Le chef de l'agence spatiale russe Dmitri Rogozine a expliqué mercredi par la paralysie actuelle des institutions fédérales américaines affectant la Nasa, et non par les tensions diplomatiques, le report de sa visite aux Etats-Unis.
"Cette situation s'inscrit dans (le cadre de) la bataille entre le Congrès (américain) et le (président Donald) Trump", a déclaré le chef de Roskosmos sur la chaîne de télévision publique Rossiya 24. "La Nasa est victime de cette bataille".
Le chef de Roskosmos, un nationaliste connu pour sa rhétorique anti-occidentale, devait se rendre aux Etats-Unis en février mais la Nasa a annoncé vendredi le report sine die de cette mission, provoquant la colère de l'agence spatiale russe.

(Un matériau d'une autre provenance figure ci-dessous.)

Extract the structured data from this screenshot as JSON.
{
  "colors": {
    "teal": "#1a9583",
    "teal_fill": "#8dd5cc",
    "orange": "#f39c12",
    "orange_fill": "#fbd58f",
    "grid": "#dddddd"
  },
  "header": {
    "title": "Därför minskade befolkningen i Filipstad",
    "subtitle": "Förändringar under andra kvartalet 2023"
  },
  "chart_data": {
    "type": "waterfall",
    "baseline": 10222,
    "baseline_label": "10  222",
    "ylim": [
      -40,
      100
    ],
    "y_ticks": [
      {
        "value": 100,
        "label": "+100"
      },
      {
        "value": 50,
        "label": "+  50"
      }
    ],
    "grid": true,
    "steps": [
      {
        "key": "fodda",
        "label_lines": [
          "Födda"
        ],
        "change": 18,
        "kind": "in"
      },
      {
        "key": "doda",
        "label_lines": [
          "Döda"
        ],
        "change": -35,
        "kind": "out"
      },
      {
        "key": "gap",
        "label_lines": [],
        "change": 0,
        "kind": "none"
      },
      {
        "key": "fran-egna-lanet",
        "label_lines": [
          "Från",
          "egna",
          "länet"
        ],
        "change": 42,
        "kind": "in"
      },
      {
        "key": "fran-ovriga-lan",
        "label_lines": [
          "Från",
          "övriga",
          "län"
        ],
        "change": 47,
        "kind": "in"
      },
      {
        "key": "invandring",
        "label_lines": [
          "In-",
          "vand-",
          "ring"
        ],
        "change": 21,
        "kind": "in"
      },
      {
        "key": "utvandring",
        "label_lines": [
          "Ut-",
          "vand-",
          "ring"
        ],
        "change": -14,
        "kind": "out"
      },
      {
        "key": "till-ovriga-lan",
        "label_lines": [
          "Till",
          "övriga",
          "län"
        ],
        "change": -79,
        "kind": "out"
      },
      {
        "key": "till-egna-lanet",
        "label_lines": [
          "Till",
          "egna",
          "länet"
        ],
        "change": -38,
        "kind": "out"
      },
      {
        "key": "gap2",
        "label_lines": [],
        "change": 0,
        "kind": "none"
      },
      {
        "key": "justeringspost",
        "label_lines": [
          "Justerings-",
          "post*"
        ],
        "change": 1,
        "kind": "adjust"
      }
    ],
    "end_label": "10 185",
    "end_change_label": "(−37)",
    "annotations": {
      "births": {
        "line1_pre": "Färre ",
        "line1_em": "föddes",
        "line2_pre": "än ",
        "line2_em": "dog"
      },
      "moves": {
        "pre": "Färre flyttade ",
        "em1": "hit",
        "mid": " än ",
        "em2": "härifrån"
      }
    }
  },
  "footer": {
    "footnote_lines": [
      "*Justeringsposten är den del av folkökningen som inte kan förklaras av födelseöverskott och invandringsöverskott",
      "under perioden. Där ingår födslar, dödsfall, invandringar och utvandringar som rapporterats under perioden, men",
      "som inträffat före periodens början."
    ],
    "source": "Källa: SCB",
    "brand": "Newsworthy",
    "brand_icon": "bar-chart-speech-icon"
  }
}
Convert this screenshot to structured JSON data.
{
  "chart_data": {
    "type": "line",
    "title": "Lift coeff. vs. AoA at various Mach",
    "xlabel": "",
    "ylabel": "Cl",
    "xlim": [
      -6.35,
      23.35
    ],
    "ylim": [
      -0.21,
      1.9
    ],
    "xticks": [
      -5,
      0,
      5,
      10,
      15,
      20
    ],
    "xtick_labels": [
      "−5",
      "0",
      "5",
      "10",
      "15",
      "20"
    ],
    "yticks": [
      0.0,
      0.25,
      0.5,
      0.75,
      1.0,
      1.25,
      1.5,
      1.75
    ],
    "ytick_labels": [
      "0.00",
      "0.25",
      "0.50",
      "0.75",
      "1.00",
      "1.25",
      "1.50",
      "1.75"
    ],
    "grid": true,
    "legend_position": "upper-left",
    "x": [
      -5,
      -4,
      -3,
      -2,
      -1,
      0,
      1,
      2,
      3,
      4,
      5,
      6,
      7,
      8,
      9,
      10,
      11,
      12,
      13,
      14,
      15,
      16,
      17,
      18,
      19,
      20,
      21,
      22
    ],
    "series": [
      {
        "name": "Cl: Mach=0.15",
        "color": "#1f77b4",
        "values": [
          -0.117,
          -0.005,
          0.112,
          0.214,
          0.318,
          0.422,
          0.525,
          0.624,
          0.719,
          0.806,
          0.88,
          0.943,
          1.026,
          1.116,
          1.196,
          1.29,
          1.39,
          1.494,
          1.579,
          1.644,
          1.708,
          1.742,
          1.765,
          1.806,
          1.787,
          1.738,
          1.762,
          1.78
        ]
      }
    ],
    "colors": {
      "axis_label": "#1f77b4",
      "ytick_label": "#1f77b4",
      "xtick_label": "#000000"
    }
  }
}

M. Rogozine a assuré que la Nasa était "en faveur du développement de la coopération avec la Russie", notamment en vue de l'éventuel établissement d'une base sur la lune.
"Nous sommes aussi intéressés par la coopération avec les Américains, mais nous aimerions qu'ils soient des partenaires prévisibles", a-t-il dit, ajoutant que le report de sa visite lui laissait "un goût amer".
Quelque 96% des membres du personnel de la Nasa sont classés dans la catégorie fonctionnaires non essentiels, selon des sénateurs démocrates, soit 16.700 personnes. Ils ont dû cesser tout travail, jusqu'à ce que le budget de l'agence soit approuvé.
L'exploration spatiale reste l'un des rares exemples de coopération qui fonctionne encore entre la Russie et les Etats-Unis. Les vaisseaux russes Soyouz sont aujourd'hui le seul moyen d'acheminer et de rapatrier les équipages de la Station spatiale internationale depuis l'arrêt des vols des navettes spatiales américaines.
Nommé en mai 2018 par le président russe Vladimir Poutine à la tête de Roskosmos, M. Rogozine est sur liste noire depuis les sanctions prises par les Etats-Unis après l'annexion en 2014 de la péninsule ukrainienne de Crimée par la Russie.
Le projet de visite de M. Rogozine au Centre spatial Johnson à Houston avait suscité les protestations de sénateurs américains.
Cette invitation avait été faite après une visite en Russie en octobre de l'administrateur général de la Nasa Jim Bridenstine.
A l'époque, il avait déclaré que la Nasa avait obtenu une levée provisoire des sanctions américaines à l'encontre de M. Rogozine pour lui permettre de se rendre aux Etats-Unis.